I see, I saw that you guys were doing a huge amount of value-add with things like segmentation for self-driving but didn't know you were differentiating yourselves from other competitors in the general labelling space like e.g. Mechanical Turk. Cheers!
This comment does not represent the company's viewpoint, and cardigan is not speaking on behalf of Scale.
We are very excited to have been able to work with Lyft in open-sourcing this dataset and advancing the research community. We are also very grateful to Lyft for choosing to leverage our point cloud viewer and have credited the annotations to us on their launch page.
Hopefully not. Cardigan obviously is has the company's interest in mind, even if perhaps the execution is a little flawed. Cardigan has just learnt a lot about PR and also gave a lot of free airtime to Scale.
Also hopefully Scale will use this opportunity to educate team members about situations like this.
That’s a strange take on this. Not all staff are authorized to speak on the company’s behalf. That’s true almost anywhere I’ve worked. Your efforts cannot always be recognized externally. NDAs and various other types of contracts commonly outline that.
I would be surprised if many people here really just assumed that a pseudonymous user chatting with us in the HN comments was speaking on behalf of the company in an official capacity. I mean, obviously there are legal niceties to be observed and he should have appended the usual disclaimers, blah blah blah, but we do have common sense here right?
No, people don't have common sense. People should not post publicly on behalf of their employer without running it by a manager. This is lesson one at every major corporate introduction and I now understand why, because people don't have common sense.
I didn't say anything about whether he should or should not have spoken out about the deal. And I specifically said that common sense doesn't cut the mustard legally. But I am asserting that the damage from people supposedly assuming that he was speaking officially is speculative and likely zero.
This isn’t really about employee recognition. The whole comment was about attribution for the company and marketing the partnership with Scale. Which is pretty standard in some business arrangements but which wasn’t the case here, which the employee wasn’t aware of and turned out to not that big of a deal for scale. Plenty of companies work in the background supporting other.
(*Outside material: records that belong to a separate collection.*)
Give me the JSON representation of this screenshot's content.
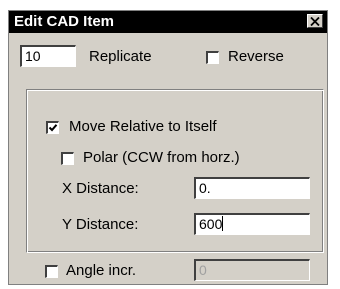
{
  "dialog": {
    "title": "Edit CAD Item",
    "close_glyph": "close-icon"
  },
  "replicate": {
    "value": "10",
    "label": "Replicate"
  },
  "reverse": {
    "label": "Reverse",
    "checked": false
  },
  "group": {
    "move_relative": {
      "label": "Move Relative to Itself",
      "checked": true
    },
    "polar": {
      "label": "Polar (CCW from horz.)",
      "checked": false
    },
    "x_distance": {
      "label": "X Distance:",
      "value": "0."
    },
    "y_distance": {
      "label": "Y Distance:",
      "value": "600"
    }
  },
  "angle_incr": {
    "label": "Angle incr.",
    "checked": false,
    "value": "0"
  }
}
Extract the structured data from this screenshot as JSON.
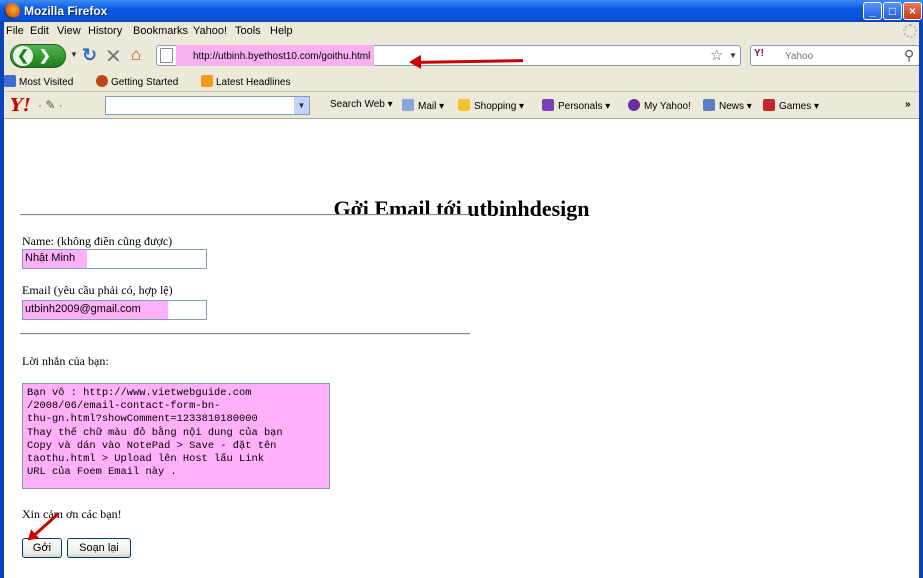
{
  "window": {
    "title": "Mozilla Firefox"
  },
  "menu": [
    "File",
    "Edit",
    "View",
    "History",
    "Bookmarks",
    "Yahoo!",
    "Tools",
    "Help"
  ],
  "nav": {
    "url": "http://utbinh.byethost10.com/goithu.html",
    "search_engine": "Y!",
    "search_placeholder": "Yahoo"
  },
  "bookmarks": [
    "Most Visited",
    "Getting Started",
    "Latest Headlines"
  ],
  "yahoo_toolbar": {
    "logo": "Y!",
    "items": [
      "Search Web",
      "Mail",
      "Shopping",
      "Personals",
      "My Yahoo!",
      "News",
      "Games"
    ],
    "more": "»"
  },
  "page": {
    "heading": "Gởi Email tới utbinhdesign",
    "name_label": "Name: (không điền cũng được)",
    "name_value": "Nhật Minh",
    "email_label": "Email (yêu cầu phải có, hợp lệ)",
    "email_value": "utbinh2009@gmail.com",
    "message_label": "Lời nhắn của bạn:",
    "message_text": "Bạn vô : http://www.vietwebguide.com\n/2008/06/email-contact-form-bn-\nthu-gn.html?showComment=1233810180000\nThay thế chữ màu đỏ bằng nội dung của bạn\nCopy và dán vào NotePad > Save - đặt tên\ntaothu.html > Upload lên Host lấu Link\nURL của Foem Email này .",
    "thanks": "Xin cảm ơn các bạn!",
    "submit_label": "Gởi",
    "reset_label": "Soạn lại"
  },
  "colors": {
    "highlight": "#ffb0f8",
    "arrow": "#cc0000",
    "titlebar": "#0552d8"
  }
}
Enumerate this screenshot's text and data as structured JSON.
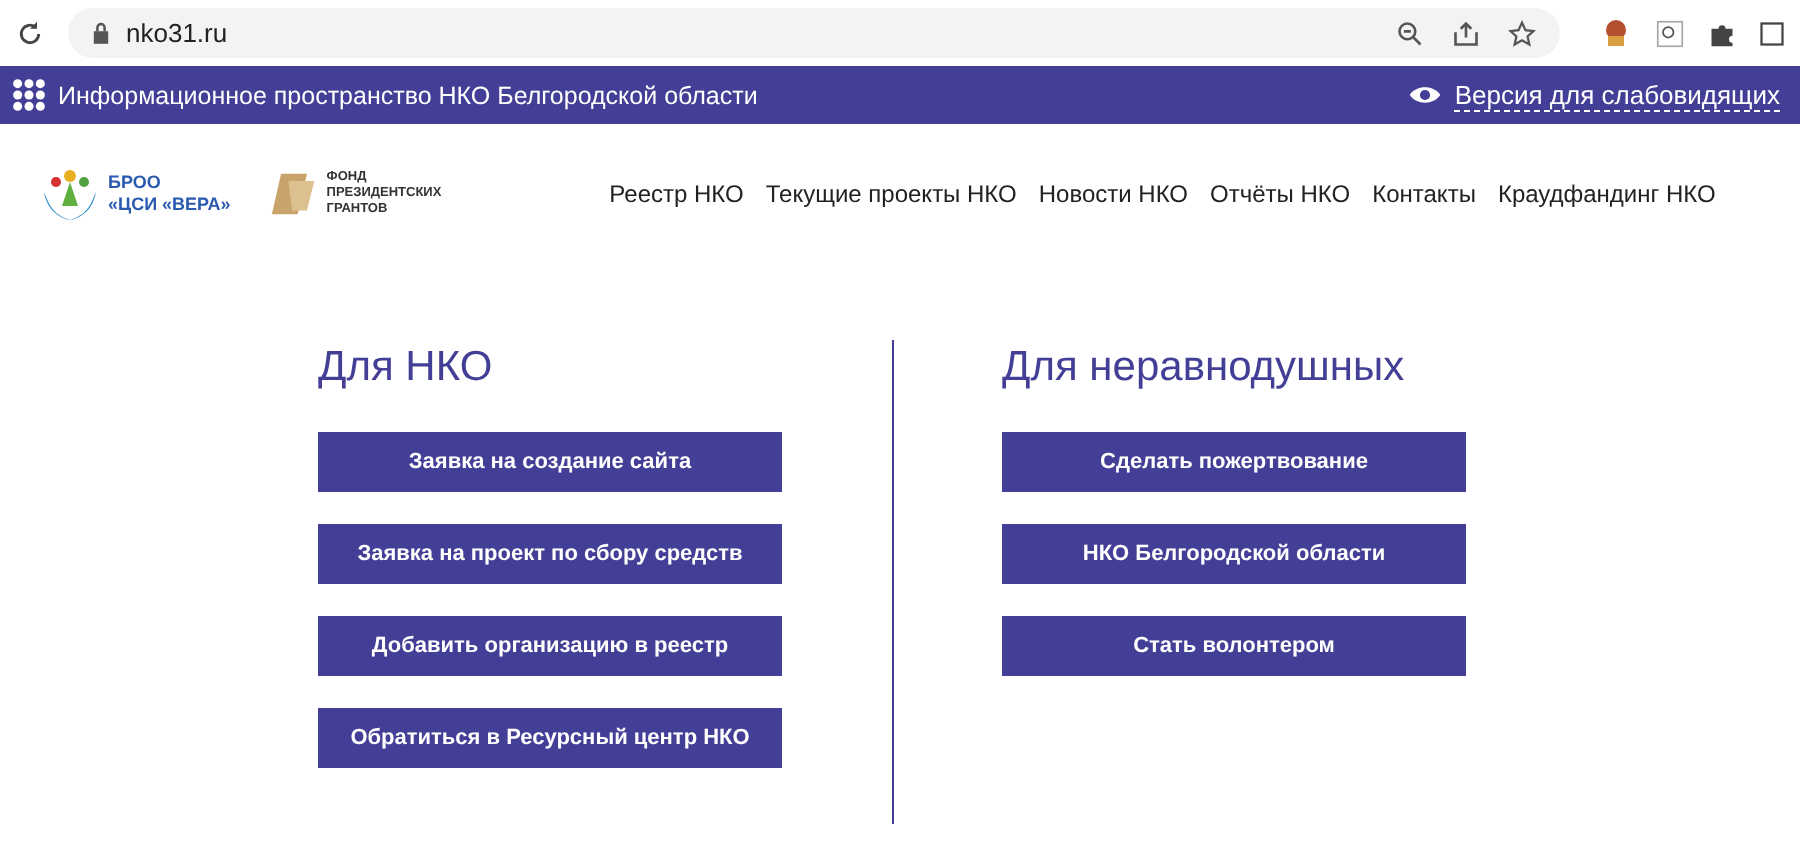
{
  "browser": {
    "url": "nko31.ru"
  },
  "topbar": {
    "title": "Информационное пространство НКО Белгородской области",
    "accessibility_link": "Версия для слабовидящих"
  },
  "logos": {
    "vera": [
      "БРОО",
      "«ЦСИ «ВЕРА»"
    ],
    "fund": [
      "ФОНД",
      "ПРЕЗИДЕНТСКИХ",
      "ГРАНТОВ"
    ]
  },
  "nav": [
    "Реестр НКО",
    "Текущие проекты НКО",
    "Новости НКО",
    "Отчёты НКО",
    "Контакты",
    "Краудфандинг НКО"
  ],
  "columns": [
    {
      "heading": "Для НКО",
      "buttons": [
        "Заявка на создание сайта",
        "Заявка на проект по сбору средств",
        "Добавить организацию в реестр",
        "Обратиться в Ресурсный центр НКО"
      ]
    },
    {
      "heading": "Для неравнодушных",
      "buttons": [
        "Сделать пожертвование",
        "НКО Белгородской области",
        "Стать волонтером"
      ]
    }
  ]
}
Businesses and don’t always need attribution.
OP is trying to pigeonhole this into some sort of anti capitalist diatribe by trying to make it about individual employees wanting recognition and some big evil company is treating them like invisible cogs in the machine... which doesn’t make much sense since he asked for the company itself to be attributed, not individuals. It’s up to the company to reward and recognize employee contributions, not in some 3rd party partners announcements.
Plus he was always free to comment how he helped work on it or letting people know Scale had a role in helping make it (which are both common on HN). Only if the parent company tried to suppress that would this argument make any sense. But I don’t know why I’m bothering to counter such a position.
that's a strange response. i'm already clearly critiquing the dominant paradigm, capitalism. why would you just itemise a bunch of conventions from this paradigm, which i likely disagree with?
do you need hn to be an agreeable echo chamber for you?
capitalism depends on people not thinking thoroughly about the "deal" they are being drawn into. i'm here to harm this situation.
We’ve built this index for autonomous driving datasets (https://scale.com/open-datasets) and are building that out for other domains right now.
Open source data has been a pillar to progress in ML (starting with ImageNet). It should continue to be the case that data that enables researches is sufficiently democratized.